Social media is the icing on the cake for Big Data, as it puts a face and name to the otherwise anonymous string of number it was once marketing too. Every computer has an IP address, much like a digital mailbox. It is the exact street address necessary for one computer to communicate with another. Big Data knows the targets IP address, unsurprisingly, but what they don’t know is who the person on the other end is. But in the last five years social media platforms have updated their terms of service to get in on the Big Data profits (Chinni). Now if the Big Data programs see a Facebook login on an IP address, they update the profile. Not with just the name, nor just the face, but rather with all the info they computer can easily categorize from the user profile (Zuriek). These programs even go so far as to consider the people on a user’s friends list to create a more accurate profile of the user, assuming their interests are the average of their peers.

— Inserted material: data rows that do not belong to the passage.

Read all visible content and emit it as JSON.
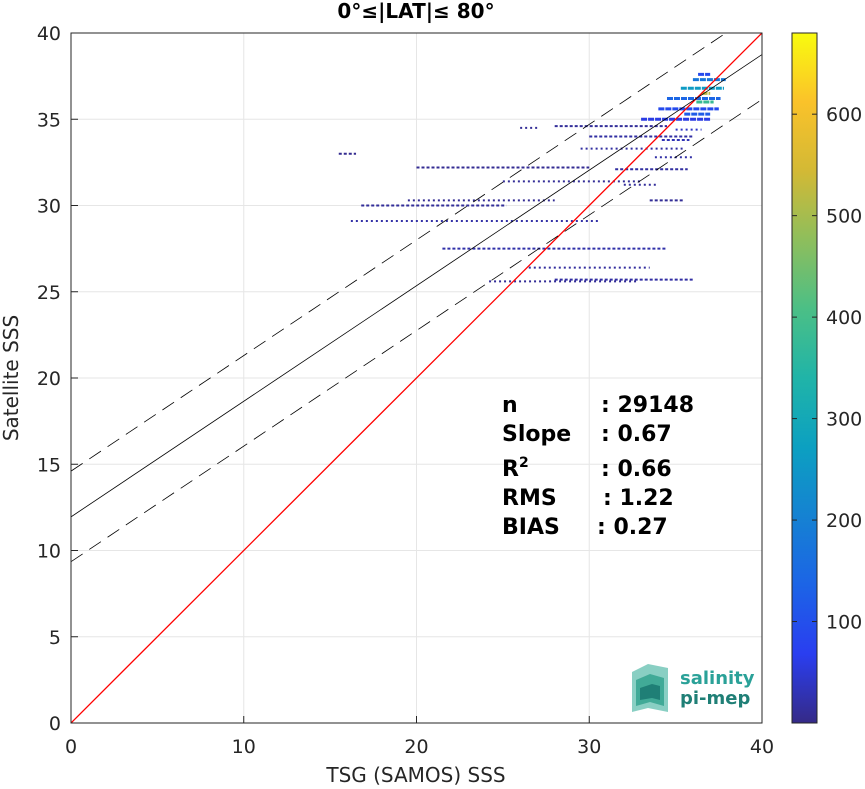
{
  "chart_data": {
    "type": "heatmap",
    "title": "0°≤|LAT|≤ 80°",
    "xlabel": "TSG (SAMOS) SSS",
    "ylabel": "Satellite SSS",
    "xlim": [
      0,
      40
    ],
    "ylim": [
      0,
      40
    ],
    "xticks": [
      "0",
      "10",
      "20",
      "30",
      "40"
    ],
    "yticks": [
      "0",
      "5",
      "10",
      "15",
      "20",
      "25",
      "30",
      "35",
      "40"
    ],
    "grid": true,
    "one_to_one_line": {
      "color": "#ff0000",
      "x": [
        0,
        40
      ],
      "y": [
        0,
        40
      ]
    },
    "fit_line": {
      "color": "#000000",
      "slope": 0.67,
      "intercept": 11.95
    },
    "confidence_lines": [
      {
        "style": "dashed",
        "slope": 0.67,
        "intercept": 14.6
      },
      {
        "style": "dashed",
        "slope": 0.67,
        "intercept": 9.35
      }
    ],
    "colorbar": {
      "range": [
        0,
        680
      ],
      "ticks": [
        "100",
        "200",
        "300",
        "400",
        "500",
        "600"
      ],
      "colormap": "parula"
    },
    "density_segments": [
      {
        "x0": 16.2,
        "x1": 30.5,
        "y": 29.1,
        "c": 20
      },
      {
        "x0": 16.8,
        "x1": 25.2,
        "y": 30.0,
        "c": 12
      },
      {
        "x0": 19.5,
        "x1": 28.0,
        "y": 30.3,
        "c": 8
      },
      {
        "x0": 21.5,
        "x1": 34.5,
        "y": 27.5,
        "c": 22
      },
      {
        "x0": 24.2,
        "x1": 32.8,
        "y": 25.6,
        "c": 10
      },
      {
        "x0": 28.0,
        "x1": 36.0,
        "y": 25.7,
        "c": 18
      },
      {
        "x0": 26.5,
        "x1": 33.5,
        "y": 26.4,
        "c": 14
      },
      {
        "x0": 20.0,
        "x1": 30.0,
        "y": 32.2,
        "c": 8
      },
      {
        "x0": 25.0,
        "x1": 33.0,
        "y": 31.4,
        "c": 10
      },
      {
        "x0": 28.0,
        "x1": 34.5,
        "y": 34.6,
        "c": 12
      },
      {
        "x0": 29.5,
        "x1": 35.5,
        "y": 33.3,
        "c": 16
      },
      {
        "x0": 30.0,
        "x1": 36.0,
        "y": 34.0,
        "c": 18
      },
      {
        "x0": 26.0,
        "x1": 27.0,
        "y": 34.5,
        "c": 10
      },
      {
        "x0": 31.5,
        "x1": 35.7,
        "y": 32.1,
        "c": 16
      },
      {
        "x0": 32.0,
        "x1": 34.0,
        "y": 31.2,
        "c": 12
      },
      {
        "x0": 33.5,
        "x1": 35.5,
        "y": 30.3,
        "c": 10
      },
      {
        "x0": 33.8,
        "x1": 36.0,
        "y": 32.8,
        "c": 20
      },
      {
        "x0": 15.5,
        "x1": 16.5,
        "y": 33.0,
        "c": 6
      },
      {
        "x0": 33.0,
        "x1": 37.0,
        "y": 35.0,
        "c": 60
      },
      {
        "x0": 34.0,
        "x1": 37.5,
        "y": 35.6,
        "c": 90
      },
      {
        "x0": 34.5,
        "x1": 37.6,
        "y": 36.2,
        "c": 140
      },
      {
        "x0": 35.3,
        "x1": 37.8,
        "y": 36.8,
        "c": 260
      },
      {
        "x0": 36.0,
        "x1": 37.9,
        "y": 37.3,
        "c": 180
      },
      {
        "x0": 36.3,
        "x1": 37.0,
        "y": 37.6,
        "c": 90
      },
      {
        "x0": 35.0,
        "x1": 36.5,
        "y": 34.4,
        "c": 40
      },
      {
        "x0": 35.5,
        "x1": 37.0,
        "y": 35.3,
        "c": 120
      },
      {
        "x0": 36.2,
        "x1": 37.2,
        "y": 36.0,
        "c": 380
      },
      {
        "x0": 34.2,
        "x1": 35.8,
        "y": 33.8,
        "c": 30
      },
      {
        "x0": 36.5,
        "x1": 37.0,
        "y": 36.5,
        "c": 520
      }
    ]
  },
  "stats": [
    {
      "label": "n",
      "value": ": 29148"
    },
    {
      "label": "Slope",
      "value": ": 0.67"
    },
    {
      "label": "R",
      "sup": "2",
      "value": ": 0.66"
    },
    {
      "label": "RMS",
      "value": ": 1.22"
    },
    {
      "label": "BIAS",
      "value": ": 0.27"
    }
  ],
  "logo": {
    "line1": "salinity",
    "line2": "pi-mep",
    "color1": "#2aa198",
    "color2": "#1f7f76"
  }
}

But what, exactly, is the harm to such a system? If the cloud knows all the world’s favorite TV shows and what time they get to work, who gets hurt? Furthermore, social media is great for connectivity, the world has never had this much access to the opinions and lives of everyone. Big Data and declining privacy are the side effects of a genuinely beneficial system, as social media progresses so too does the society it represents. Americans are more aware of individual lives and stories across the nation thanks to platforms like Twitter, and movement that span coast to coast such as the growing support for LGBTQ rights and Occupy Wall street were born entirely out of social media connectivity and passion.

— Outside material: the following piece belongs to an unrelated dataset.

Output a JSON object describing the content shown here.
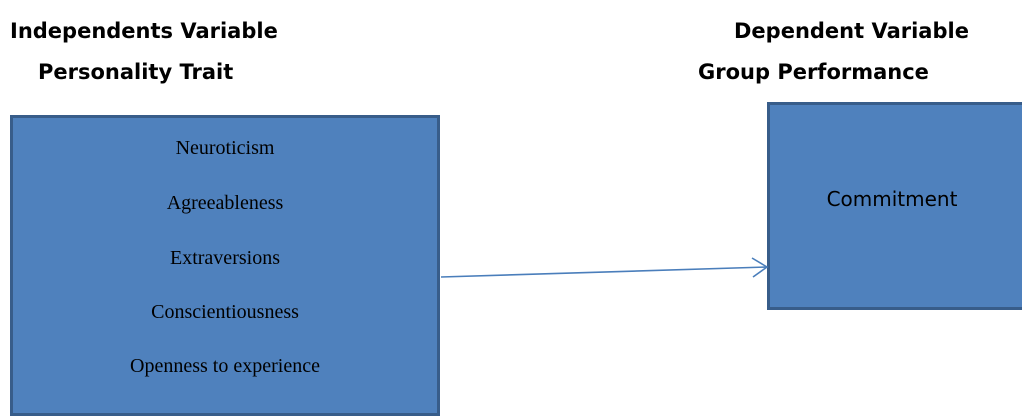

It is to the former that a citizen must look with caution, as an American citizen the right to privacy is one of the first and most important. Social media is not a problem; it is a reaction to a problem. Everybody wants to be famous. With the internet gaining so much clout in popular culture, being an internet star is not only feasible but common. Problematically the more you give to the world, the less you have for yourself. If the American people become accustomed to a lack of privacy, it will not be long before it is swept from under them completely and they will forget to notice (Rosen). In very Orwellian fashion the people have begun to self-monitor and it shows no signs of slowing unless they slow it themselves. As of today, no one is forcing the populace to participate in “Throwback Thursdays”. There will come a day where that notion will be a fantasy of a distant past wherein the people could still choose what they wanted to share. As the advancing surveillance state moves forward the country may seem more like 1984 than America, as the citizens will not know when or if they are being observed, sharing everything all the time more efficiently than Mark Zuckerberg could ever hope.

The buck stops at the people of the nation to change the way they look at privacy in their social media. Every new platform has some newly invasive terms of service for the users to blindly accept. It is the very same blind acceptance that will drive the country down this path of oversharing and Big Data compliance. There are few statements more frenzied than those akin to “They want you to remain ignorant.”. Which is why it is so painful to point out that they do in fact want you to remain very ignorant. The laws in the United States are rapidly evolving to favor the near endless conifers of Bid Data and lend themselves to ending net neutrality. It is in the countries best interest as a collective if the oversharing stops. Not just because the employers may see, not just because one day the next generation will see, rather because in this lifetime Americans will see the repercussions of their social media based life, when all the privacy once constitutionally protected has been willingly relinquished to no one in particular, for no reason other than everyone else was doing it.